Un petit élevage de veaux, du côté de Stoumont. Bienvenue à la ferme du Mont des Brumes, chez Harry Raven. Un virus chopé chez son grand-père, et un objectif en tête : un abattoir à la ferme. Halte-là, il ne pourra pas, question de règlementation. Son projet avait pourtant du sens, tant sur le plan du circuit court que de la recherche d’un meilleur bien-être animal.
Yves Raisiere, rédacteur | yrai@tchak.be
Sébastien Nunes, photographe | sebastien@spectrumsolutions.be
Harry Raven n’a que 32 ans, mais il sait de quoi il cause : le virus de l’élevage l’a choppé dès son enfance. Un grand-père qui lui a communiqué l’amour des bêtes, une passion qui lui a permis d’accrocher son propre élevage à flanc de colline, sur les hauteurs de Stoumont. Une volonté à toute épreuve aussi, et un objectif : créer un abattoir à la ferme pour éviter tout stress à ses animaux. Le couperet est tombé en novembre dernier : son projet ne pourra pas voir le jour. Coup de massue, remise en question et nouveau projet en gestation. Mais il n’oublie pas son idée d’abattoir de proximité. « C’est essentiel », s’exclame-t-il. Interview.
Harry Raven, quelques mots, d’abord, pour camper votre exploitation…
On est en élevage bio. On travaille avec 90 bovins en moyenne sur l’année. Des limousines et leurs veaux. Ces veaux vivent à l’étable et sont abattus après six mois. On veille à ce qu’ils soient au calme, à ce qu’ils aient une vraie relation avec leur mère au moment de la tétée, deux fois par jour. A côté de ça, on a aussi un élevage de quelques 200 poulets de chair, des poules pondeuses et du maraichage sur 1500 mètres carrés. Mais là, c’est mon frère qui s’en occupe.
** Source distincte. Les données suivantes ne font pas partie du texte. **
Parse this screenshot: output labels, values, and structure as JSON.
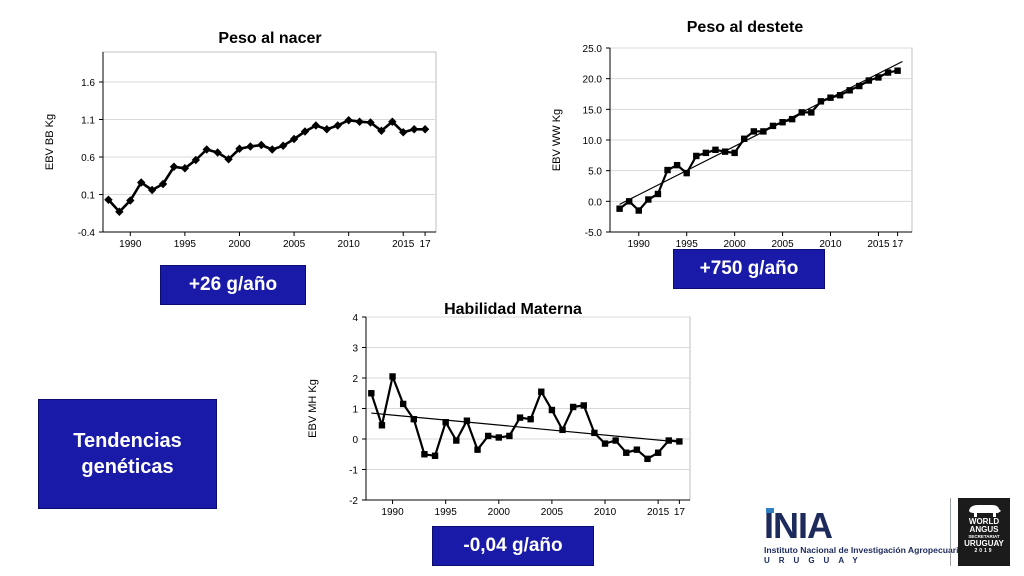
{
  "charts": {
    "bb": {
      "title": "Peso al nacer",
      "ylabel": "EBV BB Kg",
      "yticks": [
        "1.6",
        "1.1",
        "0.6",
        "0.1",
        "-0.4"
      ],
      "xticks": [
        "1990",
        "1995",
        "2000",
        "2005",
        "2010",
        "2015",
        "17"
      ]
    },
    "ww": {
      "title": "Peso al destete",
      "ylabel": "EBV WW Kg",
      "yticks": [
        "25.0",
        "20.0",
        "15.0",
        "10.0",
        "5.0",
        "0.0",
        "-5.0"
      ],
      "xticks": [
        "1990",
        "1995",
        "2000",
        "2005",
        "2010",
        "2015",
        "17"
      ]
    },
    "mh": {
      "title": "Habilidad Materna",
      "ylabel": "EBV MH Kg",
      "yticks": [
        "4",
        "3",
        "2",
        "1",
        "0",
        "-1",
        "-2"
      ],
      "xticks": [
        "1990",
        "1995",
        "2000",
        "2005",
        "2010",
        "2015",
        "17"
      ]
    }
  },
  "badges": {
    "bb": "+26 g/año",
    "ww": "+750 g/año",
    "mh": "-0,04 g/año"
  },
  "side_box": {
    "line1": "Tendencias",
    "line2": "genéticas"
  },
  "logos": {
    "inia_word": "INIA",
    "inia_name": "Instituto Nacional de Investigación Agropecuaria",
    "inia_country": "URUGUAY",
    "wa_line1": "WORLD",
    "wa_line2": "ANGUS",
    "wa_sub1": "SECRETARIAT",
    "wa_sub2": "URUGUAY",
    "wa_year": "2019"
  },
  "colors": {
    "badge_bg": "#1a1aa8",
    "line": "#000000",
    "grid": "#d9d9d9",
    "inia_blue": "#1c2a5c"
  },
  "chart_data": [
    {
      "type": "line",
      "title": "Peso al nacer",
      "ylabel": "EBV BB Kg",
      "xlabel": "",
      "marker": "diamond",
      "grid": true,
      "trendline": false,
      "ylim": [
        -0.4,
        2.0
      ],
      "xlim": [
        1987.5,
        2018
      ],
      "x": [
        1988,
        1989,
        1990,
        1991,
        1992,
        1993,
        1994,
        1995,
        1996,
        1997,
        1998,
        1999,
        2000,
        2001,
        2002,
        2003,
        2004,
        2005,
        2006,
        2007,
        2008,
        2009,
        2010,
        2011,
        2012,
        2013,
        2014,
        2015,
        2016,
        2017
      ],
      "y": [
        0.03,
        -0.13,
        0.02,
        0.26,
        0.16,
        0.24,
        0.47,
        0.45,
        0.56,
        0.7,
        0.66,
        0.57,
        0.71,
        0.74,
        0.76,
        0.7,
        0.75,
        0.84,
        0.94,
        1.02,
        0.97,
        1.02,
        1.09,
        1.07,
        1.06,
        0.95,
        1.07,
        0.93,
        0.97,
        0.97
      ]
    },
    {
      "type": "line",
      "title": "Peso al destete",
      "ylabel": "EBV WW Kg",
      "xlabel": "",
      "marker": "square",
      "grid": true,
      "trendline": true,
      "trend": {
        "x": [
          1988,
          2017.5
        ],
        "y": [
          -0.5,
          22.8
        ]
      },
      "ylim": [
        -5.0,
        25.0
      ],
      "xlim": [
        1987,
        2018.5
      ],
      "x": [
        1988,
        1989,
        1990,
        1991,
        1992,
        1993,
        1994,
        1995,
        1996,
        1997,
        1998,
        1999,
        2000,
        2001,
        2002,
        2003,
        2004,
        2005,
        2006,
        2007,
        2008,
        2009,
        2010,
        2011,
        2012,
        2013,
        2014,
        2015,
        2016,
        2017
      ],
      "y": [
        -1.2,
        0.0,
        -1.5,
        0.3,
        1.2,
        5.1,
        5.9,
        4.6,
        7.4,
        7.9,
        8.4,
        8.1,
        7.9,
        10.2,
        11.4,
        11.4,
        12.3,
        12.9,
        13.4,
        14.5,
        14.5,
        16.3,
        16.9,
        17.3,
        18.1,
        18.8,
        19.7,
        20.2,
        21.0,
        21.3
      ]
    },
    {
      "type": "line",
      "title": "Habilidad Materna",
      "ylabel": "EBV MH Kg",
      "xlabel": "",
      "marker": "square",
      "grid": true,
      "trendline": true,
      "trend": {
        "x": [
          1988,
          2017
        ],
        "y": [
          0.85,
          -0.1
        ]
      },
      "ylim": [
        -2,
        4
      ],
      "xlim": [
        1987.5,
        2018
      ],
      "x": [
        1988,
        1989,
        1990,
        1991,
        1992,
        1993,
        1994,
        1995,
        1996,
        1997,
        1998,
        1999,
        2000,
        2001,
        2002,
        2003,
        2004,
        2005,
        2006,
        2007,
        2008,
        2009,
        2010,
        2011,
        2012,
        2013,
        2014,
        2015,
        2016,
        2017
      ],
      "y": [
        1.5,
        0.45,
        2.05,
        1.15,
        0.65,
        -0.5,
        -0.55,
        0.55,
        -0.05,
        0.6,
        -0.35,
        0.1,
        0.05,
        0.1,
        0.7,
        0.65,
        1.55,
        0.95,
        0.3,
        1.05,
        1.1,
        0.2,
        -0.15,
        -0.05,
        -0.45,
        -0.35,
        -0.65,
        -0.45,
        -0.05,
        -0.08
      ]
    }
  ]
}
Un mot, aussi, sur votre parcours…
J’habite dans le coin depuis que j’ai trois ans, et je vais en avoir 32. Cette exploitation, c’est grâce à mon grand-père. Il avait une ferme et, petit, j’ai toujours été dans ses traces. Je me levais super tôt pour le suivre. C’était plus fort que moi, il fallait que je le rejoigne. Je finissais la traite, je soignais les animaux… Il m’a communiqué son amour du métier. Et une fois pris, ça ne vous quitte jamais.
Ça n’a tout de même pas été si facile que ça, si ?
Ben pas vraiment. En fait, j’ai fait des études en électromécanique. En parallèle, j’allais travailler cher un fermier. Comme premier salaire, j’ai reçu un veau, des litres de lait et du grain. Puis j’en ai eu un deuxième, un troisième. Une fois mes études terminées, j’ai travaillé dix ans pour Engie à la centrale de Coo. Je passais tout mon temps libre dans mon élevage. C’était costaud ! A la fin, je n’en pouvais plus. Alors j’ai quitté mon boulot chez Engie et je me suis lancé. C’était en 2018-2019. Et de fait, même si j’étais fin prêt, ça n’a pas été facile.
Pourquoi avoir choisi le veau ?
Il faut seulement six mois pour faire un veau. On arrive à les élever avec une vache qu’on sait nourrir avec les ressources de la ferme et on n’a pas besoin d’acheter des quantités énormes de concentré d’engraissement. C’est ça qui coûte très cher, surtout en bio. L’élevage de veaux permet aussi d’optimiser l’occupation du bâtiment, puisqu’ils sont là seulement six mois sur douze. Bref, on optimise tout. Et surtout, on a un produit de niche qui plaît à nos clients.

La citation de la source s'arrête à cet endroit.